The first article that confronts digital/analog photography is “Save our skintones” by Tyler Brûlé – Monocle’s founder and editor in chief. Mr. Brûlé complains mainly about the difference there is in color quality between the two technologies, specially if compared printed stuff.
“In the pages of Vogue and InStyle leading boys and breakthrough girls appear as if they might have liver conditions judging by their skin tones” writes Mr. Brûlé
In my amateur photographic experience and professional printing experience (of high quality brochures, mags, etc) I found that the gap can be easily closed if several measures are taken:
- Printing quality: first of all, to compare the two outputs, you cannot use standard/pro printed film and a digital photo printed using a home printer. You require a professional print from digital, which impacts heavily on the quality of paper and most importantly on the quality of inks/pigments and the color gamut they allow to reproduce.

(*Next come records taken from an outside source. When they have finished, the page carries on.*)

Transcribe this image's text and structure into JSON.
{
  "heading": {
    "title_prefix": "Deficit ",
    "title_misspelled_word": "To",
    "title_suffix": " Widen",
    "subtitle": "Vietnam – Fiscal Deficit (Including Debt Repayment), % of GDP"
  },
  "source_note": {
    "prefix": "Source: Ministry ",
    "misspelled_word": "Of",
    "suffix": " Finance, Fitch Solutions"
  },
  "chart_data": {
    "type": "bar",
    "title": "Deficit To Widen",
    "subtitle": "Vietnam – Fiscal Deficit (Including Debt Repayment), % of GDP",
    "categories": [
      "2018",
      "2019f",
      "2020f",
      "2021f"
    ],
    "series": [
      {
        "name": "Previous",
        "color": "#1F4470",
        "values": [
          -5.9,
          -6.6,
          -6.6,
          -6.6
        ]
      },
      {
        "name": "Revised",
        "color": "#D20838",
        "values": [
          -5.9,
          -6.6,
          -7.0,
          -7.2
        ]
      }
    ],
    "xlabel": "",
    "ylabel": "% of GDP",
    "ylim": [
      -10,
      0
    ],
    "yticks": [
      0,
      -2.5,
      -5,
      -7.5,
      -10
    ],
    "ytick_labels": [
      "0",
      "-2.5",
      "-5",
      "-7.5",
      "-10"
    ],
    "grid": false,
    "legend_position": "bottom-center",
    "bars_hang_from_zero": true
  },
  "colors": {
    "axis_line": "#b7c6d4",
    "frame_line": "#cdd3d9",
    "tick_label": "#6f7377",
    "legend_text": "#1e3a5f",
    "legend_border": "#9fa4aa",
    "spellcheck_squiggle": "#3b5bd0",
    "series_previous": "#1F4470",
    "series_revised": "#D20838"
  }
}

- Color correction: it is done in analog too. If you see well reproduced skin tones in a film photo print, it means that the photographer has worked on it. You must use the right film to balance the available light (tungsten, daylight) in order to reproduce the color temperature correctly. If you make use of flash/strobes you sometimes need to apply gels for the same reason. This is necessary only in color photography of course, as black&white does not suffer of this. Equivalently, in digital photography you have to select the right white balance to meet the present light. The advantage of digital is that if you shoot in raw format, you can do this after the pic has been taken, but you must remember to do it!
- Screen color calibration: the screens of our computers don’t reproduce colors correctly unless you calibrate them using dedicated hardware & software. Calibration is connected to the output source too (type of printer, technology, etc).
- When you consider the printing process of a magazine, some other technical factors must be considered. From the printing machines used (roto-offsett or flat) to the color adjustments, the constancy of them and the types/amounts of inks used (from the 4 CYMK to even 10 or more dedicated pantone inks).
- Apart from these technical aspects, I think that some fashion models look sick anyway and this is more of a trend than a printing problem!
Due to the acceleration brought by digital photography, it’s easy that you might forget to carefully work on these aspects during the workflow that will produce the printed version of your capture. But only once all these aspects have been taken care of you can try to compare a digital and an analog print… and at this point you’ll see that differences -if any- are almost not present. There’s one aspect that digital cannot reproduce, or at least not with the same philosophy, and it is grain. In film, grain is produced by the chemical interaction of different substances that produce a unique result with a random disposition of its particles. Digital grain instead is the product of a software algorithm which produces only “artificial” randomness.
So the conclusion is that to get those superb skin tones that you find in [well treated] analog photography, you must be just as careful when producing prints from digital. Conceptually the points to take care of are the same, in practice they require some different abilities that are not always present even in professional outputs.
I’ll discuss about how could analog photography be saved from oblivion in a future post. I think that an important change must be applied on the business model and supply chain (shift to cooperation and partnership of film producers).